En toda conversación entre médico y enfermo debería tenerse en cuenta si éste se halla o no en el camino que conduce a la colaboración. Toda mueca o gesto, lo que aporta o calla en la plática, son pruebas evidentes de ello. La comprensión profunda de los sueños nos da, al mismo tiempo, ocasión de calcular el éxito o el fracaso de la colaboración. Es preciso, sin embargo, proceder con particular cuidado cuando se trate de impulsar al enfermo a realizar algo. Si la conversación roza este particular, una vez descartada, como es lógico, cualquier empresa peligrosa, no conviene recomendar ni disuadir, sino hacer constar que, a pesar de que estamos convencidos de antemano del éxito, no es posible juzgar con exactitud si el paciente está ya suficientemente preparado para ello. Impulsar al enfermo antes de haberle hecho adquirir una considerable dosis del sentimiento de comunidad, trae generalmente como consecuencia una intensificación o un retorno de los síntomas.

En cuanto al problema profesional, podemos proceder con mayor energía; pero, naturalmente, no en el sentido de requerir del enfermo que se dedique a determinada profesión, sino mediante la indicación de que está mejor preparado para tal o cual profesión y que podría rendir más en ella que en otra cualquiera. Durante el tratamiento es preciso estimular siempre al enfermo sin perder nunca de vista aquella fundamental convicción psicológico-individual --que ha herido la vanidad de tantas personas--, según la cual (haciendo abstracción de facultades extraordinarias acerca de cuya estructura poca cosa podríamos decir) cada cual puede hacerlo todo.

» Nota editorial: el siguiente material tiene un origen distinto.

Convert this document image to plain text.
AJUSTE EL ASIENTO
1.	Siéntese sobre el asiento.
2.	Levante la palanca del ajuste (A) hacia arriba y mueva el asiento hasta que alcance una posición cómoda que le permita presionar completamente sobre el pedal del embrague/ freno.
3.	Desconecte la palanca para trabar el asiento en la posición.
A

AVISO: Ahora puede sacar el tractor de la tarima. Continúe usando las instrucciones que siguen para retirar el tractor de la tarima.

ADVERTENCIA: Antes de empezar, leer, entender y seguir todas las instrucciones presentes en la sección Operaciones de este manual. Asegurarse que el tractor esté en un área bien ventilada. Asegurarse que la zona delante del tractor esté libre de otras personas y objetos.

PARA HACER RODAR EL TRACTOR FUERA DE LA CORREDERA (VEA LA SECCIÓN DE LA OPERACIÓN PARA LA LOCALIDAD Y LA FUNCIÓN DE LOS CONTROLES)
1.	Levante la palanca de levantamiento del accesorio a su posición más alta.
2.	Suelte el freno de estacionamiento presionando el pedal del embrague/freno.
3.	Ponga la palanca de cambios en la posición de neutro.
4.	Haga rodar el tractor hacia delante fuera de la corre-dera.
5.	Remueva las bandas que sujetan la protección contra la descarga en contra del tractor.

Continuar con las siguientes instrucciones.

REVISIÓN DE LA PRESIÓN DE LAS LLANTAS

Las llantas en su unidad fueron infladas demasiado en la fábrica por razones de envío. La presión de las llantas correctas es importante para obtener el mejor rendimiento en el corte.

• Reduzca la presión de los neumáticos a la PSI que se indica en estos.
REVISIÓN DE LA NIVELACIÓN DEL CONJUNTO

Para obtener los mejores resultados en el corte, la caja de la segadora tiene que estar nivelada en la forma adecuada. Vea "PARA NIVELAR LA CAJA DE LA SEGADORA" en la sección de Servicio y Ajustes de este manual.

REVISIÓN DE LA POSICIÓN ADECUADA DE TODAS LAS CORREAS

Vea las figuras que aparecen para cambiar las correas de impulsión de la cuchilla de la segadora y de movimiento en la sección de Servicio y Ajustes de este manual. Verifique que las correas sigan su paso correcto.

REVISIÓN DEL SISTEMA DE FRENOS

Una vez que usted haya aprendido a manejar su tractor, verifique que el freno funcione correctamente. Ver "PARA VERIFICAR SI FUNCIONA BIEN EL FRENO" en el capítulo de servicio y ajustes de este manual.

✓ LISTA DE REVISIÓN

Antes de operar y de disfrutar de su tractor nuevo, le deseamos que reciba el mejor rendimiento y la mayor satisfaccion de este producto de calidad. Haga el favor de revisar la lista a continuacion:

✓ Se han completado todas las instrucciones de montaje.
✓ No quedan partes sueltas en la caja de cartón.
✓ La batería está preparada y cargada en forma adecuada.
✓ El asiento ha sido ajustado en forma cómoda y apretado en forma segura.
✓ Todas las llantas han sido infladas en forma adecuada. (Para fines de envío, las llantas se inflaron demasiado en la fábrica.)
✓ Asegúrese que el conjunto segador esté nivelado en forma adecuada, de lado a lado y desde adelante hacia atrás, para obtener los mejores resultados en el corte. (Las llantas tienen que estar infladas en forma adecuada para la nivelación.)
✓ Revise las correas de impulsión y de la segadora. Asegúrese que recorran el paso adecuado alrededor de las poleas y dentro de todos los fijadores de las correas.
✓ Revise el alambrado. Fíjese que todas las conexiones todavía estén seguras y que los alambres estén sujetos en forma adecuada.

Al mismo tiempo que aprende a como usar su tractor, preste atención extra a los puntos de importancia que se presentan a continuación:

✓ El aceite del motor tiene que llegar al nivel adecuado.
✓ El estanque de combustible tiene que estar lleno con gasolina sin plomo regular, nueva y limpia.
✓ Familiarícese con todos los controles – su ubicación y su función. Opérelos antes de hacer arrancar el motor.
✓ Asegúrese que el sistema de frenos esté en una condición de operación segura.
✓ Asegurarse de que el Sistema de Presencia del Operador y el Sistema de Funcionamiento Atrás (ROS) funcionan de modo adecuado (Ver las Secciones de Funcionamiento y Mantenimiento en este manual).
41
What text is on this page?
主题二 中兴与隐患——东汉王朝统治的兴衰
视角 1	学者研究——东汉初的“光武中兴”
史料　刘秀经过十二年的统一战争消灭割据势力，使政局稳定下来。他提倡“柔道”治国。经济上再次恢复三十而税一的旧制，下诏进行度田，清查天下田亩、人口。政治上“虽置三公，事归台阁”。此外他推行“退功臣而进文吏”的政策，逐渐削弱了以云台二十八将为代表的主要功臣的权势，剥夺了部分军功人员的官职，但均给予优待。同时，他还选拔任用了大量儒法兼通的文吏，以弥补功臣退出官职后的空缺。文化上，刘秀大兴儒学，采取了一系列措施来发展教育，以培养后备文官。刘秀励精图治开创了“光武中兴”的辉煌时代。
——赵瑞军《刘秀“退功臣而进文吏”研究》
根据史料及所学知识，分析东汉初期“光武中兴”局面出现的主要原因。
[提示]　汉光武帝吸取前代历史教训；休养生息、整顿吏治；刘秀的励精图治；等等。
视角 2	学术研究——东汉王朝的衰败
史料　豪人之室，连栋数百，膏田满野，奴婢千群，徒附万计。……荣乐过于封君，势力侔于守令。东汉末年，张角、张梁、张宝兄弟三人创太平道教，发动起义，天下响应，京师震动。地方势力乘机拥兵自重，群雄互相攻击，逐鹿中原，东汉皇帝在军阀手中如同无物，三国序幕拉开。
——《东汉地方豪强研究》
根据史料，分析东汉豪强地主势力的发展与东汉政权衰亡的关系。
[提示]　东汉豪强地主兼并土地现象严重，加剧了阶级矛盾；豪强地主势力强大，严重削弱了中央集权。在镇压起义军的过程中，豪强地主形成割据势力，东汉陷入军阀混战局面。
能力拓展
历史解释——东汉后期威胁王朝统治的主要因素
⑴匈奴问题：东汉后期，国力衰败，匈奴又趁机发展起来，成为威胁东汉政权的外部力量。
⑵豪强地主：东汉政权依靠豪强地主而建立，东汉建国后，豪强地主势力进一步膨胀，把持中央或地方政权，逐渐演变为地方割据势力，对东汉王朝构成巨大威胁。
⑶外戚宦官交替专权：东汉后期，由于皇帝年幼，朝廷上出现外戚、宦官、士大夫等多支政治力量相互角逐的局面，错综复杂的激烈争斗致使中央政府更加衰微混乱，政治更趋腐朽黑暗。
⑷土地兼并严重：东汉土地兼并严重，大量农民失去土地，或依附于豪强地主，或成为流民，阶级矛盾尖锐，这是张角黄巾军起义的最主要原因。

En cuanto al primer examen del niño difícil a quien es necesario orientar, considero idóneo el cuestionario redactado por mí y mis colaboradores y que constituye el colofón del presente libro. Huelga decir que no lo manejará bien sino quien disponga de la necesaria experiencia, conozca las concepciones de la Psicología individual y tenga la suficiente práctica en la aptitud de adivinar. Al utilizar este cuestionario, encontrará que todo el arte de la comprensión de la particularidad humana consiste en descubrir el estilo de vida que cada individuo se crea durante su infancia; en captar las influencias que contribuyen a su formación y en observar cómo se conduce frente a los problemas de la humanidad. A este cuestionario, elaborado desde hace ya varios años, debería añadirse la investigación del grado de agresividad y actividad, sin olvidar que la inmensa mayoría de los fracasos infantiles de conducta provienen del mimo que acrecienta el afán afectivo del niño y le hace experimentar las seducciones más diversas, a las cuales dificilmente puede resistir sobre todo cuando se encuentra entre malas compañías.


(1) Una cantidad total predeterminada y fija de dinero.